И пропасть. И если бы эта яма была заполнена не столько человеческим дерьмом, которым она неизбежно наполняется со временем, а на самом дне не виднелась лживая надежда, то, возможно, и стоило бы рискнуть. Я говорил ей об этом всеми словами и примерами мира, но Мари лишь грустно уходила спать, по привычке целуя меня в лоб – единственные моменты, когда мы соприкасались – и на следующий день все то же, все об одном. Это загоняло меня в тупик, где я начинаю психовать, злиться, и посреди срыва снова непонимание между нами, что хочется вырвать себе глаза и пришить их тому кукловоду наверху, который нами игрался.
Роковыми для нас стали уже обыденные посиделки на кухне, где в тесноте мы были вынуждены сидеть друг напротив друга, разбавляя тянувшееся молчание неестественно большими дозами крепкого чая, редкими репликами о работе, погоде – да хоть о чем.
– Там весь проспект перерыли. Даже на трамвае теперь не покатаешься, – говорю я перед собой, в холодной ломке по сигаретам.
В руках у меня полупустая коробка спичек. Мари завороженно наблюдает за возгоранием очередной спички и мгновенно задувает ее, когда фитиль доходит мне до пальцев. Увы! Я старался не смотреть в ее сторону, зная, что она ответит на мой взгляд маской сострадания… Две-три уставшие линии, тянувшиеся как слезы по лицу вниз, к сдавленным уголкам рта и до боли трогательной материи, прикрывающей грудь.
– Так как там в Бюро, Маш?
А сам весь в мыслях сорваться хоть куда, лишь бы не все это. Идея Бюро меня не вдохновляла, и хоть Мари чуть ли не каждый день рассказывала про какие-то подвижки в системе Бюро, якобы мне могут в любой день позвонить и предложить работу, я не особо на что-то надеялся и продолжал делать то, что делал. По правде, я вообще больше ни на что не надеялся. Мари все понимала и одновременно абсолютно ничего не понимала – как итог, мы разговаривали одними и теми же словами с разницей в том, что каждый произносил их в обратном друг от друга порядке, и вроде бы должен наступить момент, когда мы произнесем заветные однородные звуки, остановимся и возликуем, что мы наконец сошлись, но этого не происходило, будто так и задумывалось.
Она удивленно смотрит на меня, подсаживается ко мне на колени.
– Правда? Ты меня так не называл еще. Почему? – спрашивает она, обхватив меня за шею.
Из-под розовой сорочки тяжело вздымалась грудь – прям перед моим лицом – так импульсивно, с надрывом. Я был уверен, что она сгорит в моих руках. Мари страдала аритмией – было видно, с каким трудом давался ей каждый вдох. Вся ее жизнь в итоге – это борьба со сломанной печатной машинкой. Работа, сердце, соседи, я, ужин в девять вечера, злой, после нескольких часов сверхурочных, когда прийти домой и умереть во сне – лучшее, что может предложить мир – мир, который не волнуется, потому что не дрожит в тени солнца, холодный блестящий мир в микроквартирке и тысячи лишних вещей в нем – все часть рока, что повис над моей малюткой.
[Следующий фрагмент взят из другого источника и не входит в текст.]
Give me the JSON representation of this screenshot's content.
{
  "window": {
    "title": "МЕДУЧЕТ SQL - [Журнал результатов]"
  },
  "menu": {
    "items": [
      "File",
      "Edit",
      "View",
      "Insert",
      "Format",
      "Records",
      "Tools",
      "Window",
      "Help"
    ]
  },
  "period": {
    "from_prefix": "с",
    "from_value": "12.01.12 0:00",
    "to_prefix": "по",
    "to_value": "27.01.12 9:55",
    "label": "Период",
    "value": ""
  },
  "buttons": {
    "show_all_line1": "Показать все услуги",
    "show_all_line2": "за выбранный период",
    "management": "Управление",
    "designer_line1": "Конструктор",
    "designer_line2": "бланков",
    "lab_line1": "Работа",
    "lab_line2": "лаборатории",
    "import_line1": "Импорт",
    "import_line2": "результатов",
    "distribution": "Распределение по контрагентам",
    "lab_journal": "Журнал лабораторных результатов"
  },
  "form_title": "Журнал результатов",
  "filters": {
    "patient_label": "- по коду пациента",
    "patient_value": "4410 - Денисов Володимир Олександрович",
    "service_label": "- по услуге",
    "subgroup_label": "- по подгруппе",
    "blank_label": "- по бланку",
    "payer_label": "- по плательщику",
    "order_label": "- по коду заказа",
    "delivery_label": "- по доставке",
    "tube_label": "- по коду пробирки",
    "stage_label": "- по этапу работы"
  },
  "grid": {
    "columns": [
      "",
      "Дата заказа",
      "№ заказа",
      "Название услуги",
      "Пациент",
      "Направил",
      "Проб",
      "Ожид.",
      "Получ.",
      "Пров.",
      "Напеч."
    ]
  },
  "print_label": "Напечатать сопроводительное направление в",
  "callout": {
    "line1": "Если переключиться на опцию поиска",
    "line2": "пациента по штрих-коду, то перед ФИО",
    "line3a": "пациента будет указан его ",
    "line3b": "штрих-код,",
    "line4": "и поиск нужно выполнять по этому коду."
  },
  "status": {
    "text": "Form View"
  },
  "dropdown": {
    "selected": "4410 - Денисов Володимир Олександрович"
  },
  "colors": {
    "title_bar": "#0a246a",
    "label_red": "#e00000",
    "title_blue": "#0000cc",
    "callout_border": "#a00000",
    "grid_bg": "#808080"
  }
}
Мари надрывалась над машинкой каждый день, знала, что та неисправна в своей природе, от этого расстраивалась с неподдельной искренностью, поздно под вечер опускала руки, но с утра с новыми силами, в тот же бой. Для меня это стало ясно в самом конце, в один из последних бессильных вечеров, что мы провели вместе, замкнутые в себе, запертые на кухне.
– Хорошо, что за окном весна, потеплело. А то я уже замучилась в зимнем пальто ходить.
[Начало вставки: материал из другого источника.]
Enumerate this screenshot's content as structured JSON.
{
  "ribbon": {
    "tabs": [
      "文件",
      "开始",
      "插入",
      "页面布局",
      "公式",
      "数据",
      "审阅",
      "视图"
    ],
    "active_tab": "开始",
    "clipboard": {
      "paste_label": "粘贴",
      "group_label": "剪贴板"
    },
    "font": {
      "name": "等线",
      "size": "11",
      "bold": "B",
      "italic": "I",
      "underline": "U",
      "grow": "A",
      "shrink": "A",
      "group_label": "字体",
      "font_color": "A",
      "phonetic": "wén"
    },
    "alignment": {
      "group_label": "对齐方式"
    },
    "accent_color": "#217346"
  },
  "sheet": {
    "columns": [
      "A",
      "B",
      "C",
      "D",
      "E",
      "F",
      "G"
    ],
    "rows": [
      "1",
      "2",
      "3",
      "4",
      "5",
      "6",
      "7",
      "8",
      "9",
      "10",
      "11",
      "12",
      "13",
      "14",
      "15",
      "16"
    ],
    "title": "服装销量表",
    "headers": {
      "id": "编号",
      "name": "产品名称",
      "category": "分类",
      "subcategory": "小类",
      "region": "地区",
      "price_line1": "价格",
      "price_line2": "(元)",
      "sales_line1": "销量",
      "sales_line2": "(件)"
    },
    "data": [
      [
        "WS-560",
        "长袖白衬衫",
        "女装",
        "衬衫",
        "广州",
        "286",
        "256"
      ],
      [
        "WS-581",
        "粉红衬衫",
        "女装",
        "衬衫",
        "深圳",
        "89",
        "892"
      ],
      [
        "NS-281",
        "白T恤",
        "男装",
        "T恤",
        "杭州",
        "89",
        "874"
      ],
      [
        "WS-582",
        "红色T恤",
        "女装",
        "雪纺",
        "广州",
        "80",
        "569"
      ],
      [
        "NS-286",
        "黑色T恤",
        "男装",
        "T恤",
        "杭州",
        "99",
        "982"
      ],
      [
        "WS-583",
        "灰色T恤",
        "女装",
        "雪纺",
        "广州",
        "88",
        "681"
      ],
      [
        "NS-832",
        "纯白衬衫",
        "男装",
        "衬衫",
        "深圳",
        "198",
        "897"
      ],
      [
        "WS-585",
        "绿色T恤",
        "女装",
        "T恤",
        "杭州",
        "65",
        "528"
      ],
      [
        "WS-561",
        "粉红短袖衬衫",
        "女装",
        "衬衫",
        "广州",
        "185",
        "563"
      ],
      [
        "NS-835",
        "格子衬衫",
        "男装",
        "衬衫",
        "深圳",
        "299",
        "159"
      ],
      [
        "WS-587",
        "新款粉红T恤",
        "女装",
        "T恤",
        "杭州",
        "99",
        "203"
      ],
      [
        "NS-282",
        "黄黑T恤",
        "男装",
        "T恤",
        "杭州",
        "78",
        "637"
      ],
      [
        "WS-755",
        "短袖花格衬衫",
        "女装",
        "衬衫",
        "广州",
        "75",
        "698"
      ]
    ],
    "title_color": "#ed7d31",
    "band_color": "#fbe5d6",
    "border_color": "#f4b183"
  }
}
– Да, тепло, – говорю, – самое время всем коридорным повылезать из своих нор.
Она молчит некоторое время, точно уязвленная, затем спрашивает:
– Почему ты их так называешь? – скривилась она. – Ты ведь тоже…
– Коридорный? – заканчиваю за нее я.
– Прости.
– Нет, ты договори уже. Коридорный?
– Я не это имела в виду.
– Коридорный.
Мы снова молчим.
– Но неужели коридорный, потому что я не работаю в Бюро?
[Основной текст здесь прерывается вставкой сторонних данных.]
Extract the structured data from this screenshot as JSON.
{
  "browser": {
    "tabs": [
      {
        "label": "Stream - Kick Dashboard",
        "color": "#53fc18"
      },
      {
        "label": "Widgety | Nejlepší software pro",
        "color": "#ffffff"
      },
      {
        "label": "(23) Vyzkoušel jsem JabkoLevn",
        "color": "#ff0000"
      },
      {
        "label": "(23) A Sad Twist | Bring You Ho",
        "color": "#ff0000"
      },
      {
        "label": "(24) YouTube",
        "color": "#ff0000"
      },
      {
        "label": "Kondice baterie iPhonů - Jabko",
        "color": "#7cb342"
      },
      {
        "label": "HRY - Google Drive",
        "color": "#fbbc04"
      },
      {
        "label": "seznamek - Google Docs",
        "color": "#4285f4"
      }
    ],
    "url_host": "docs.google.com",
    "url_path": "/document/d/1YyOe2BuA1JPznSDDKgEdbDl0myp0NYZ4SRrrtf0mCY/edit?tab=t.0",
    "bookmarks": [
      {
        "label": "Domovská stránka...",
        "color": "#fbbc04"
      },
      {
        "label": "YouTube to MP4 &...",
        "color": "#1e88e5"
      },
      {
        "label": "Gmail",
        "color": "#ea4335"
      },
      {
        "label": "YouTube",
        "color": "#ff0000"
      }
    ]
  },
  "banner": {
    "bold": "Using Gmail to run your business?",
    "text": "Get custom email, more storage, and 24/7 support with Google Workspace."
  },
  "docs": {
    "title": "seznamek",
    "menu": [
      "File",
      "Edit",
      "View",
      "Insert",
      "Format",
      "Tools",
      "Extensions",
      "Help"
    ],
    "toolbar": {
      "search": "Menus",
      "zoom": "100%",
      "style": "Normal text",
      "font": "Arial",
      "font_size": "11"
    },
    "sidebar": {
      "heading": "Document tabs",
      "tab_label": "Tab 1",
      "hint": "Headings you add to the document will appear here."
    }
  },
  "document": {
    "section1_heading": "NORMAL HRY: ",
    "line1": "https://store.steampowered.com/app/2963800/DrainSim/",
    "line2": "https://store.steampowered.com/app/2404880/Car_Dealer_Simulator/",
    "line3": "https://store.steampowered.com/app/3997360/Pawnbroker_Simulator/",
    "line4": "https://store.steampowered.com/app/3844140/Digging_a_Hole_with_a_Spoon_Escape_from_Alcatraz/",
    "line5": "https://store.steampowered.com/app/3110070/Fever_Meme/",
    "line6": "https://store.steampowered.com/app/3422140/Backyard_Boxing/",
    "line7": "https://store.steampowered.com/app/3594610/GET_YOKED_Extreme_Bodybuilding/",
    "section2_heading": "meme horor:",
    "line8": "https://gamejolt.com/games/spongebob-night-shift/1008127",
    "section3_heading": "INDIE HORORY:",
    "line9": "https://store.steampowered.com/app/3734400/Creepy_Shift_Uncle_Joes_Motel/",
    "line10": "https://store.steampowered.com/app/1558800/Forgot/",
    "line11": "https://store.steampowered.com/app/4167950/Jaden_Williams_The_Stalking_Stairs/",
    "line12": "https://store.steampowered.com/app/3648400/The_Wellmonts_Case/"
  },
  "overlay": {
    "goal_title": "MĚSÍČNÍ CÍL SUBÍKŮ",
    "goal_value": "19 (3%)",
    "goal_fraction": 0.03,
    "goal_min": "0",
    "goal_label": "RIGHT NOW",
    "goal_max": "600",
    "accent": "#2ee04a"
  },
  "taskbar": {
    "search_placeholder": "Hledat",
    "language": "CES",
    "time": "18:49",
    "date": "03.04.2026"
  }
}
– Я так больше не могу, – встает она, – давай лучше спать пойдем.
– Нет, – держу ее за руку, – единственный раз выпал случай поговорить, давай поговорим. Так почему коридорный, Мари? М? Почему коридорный?
Она тяжело дышит, испуганно смотрит то на меня, то в сторону и не знает, что ответить. Лицо, прикрытое руками, кривится в боли.
– Ладно. В конце концов это ты работаешь в Бюро, а не я.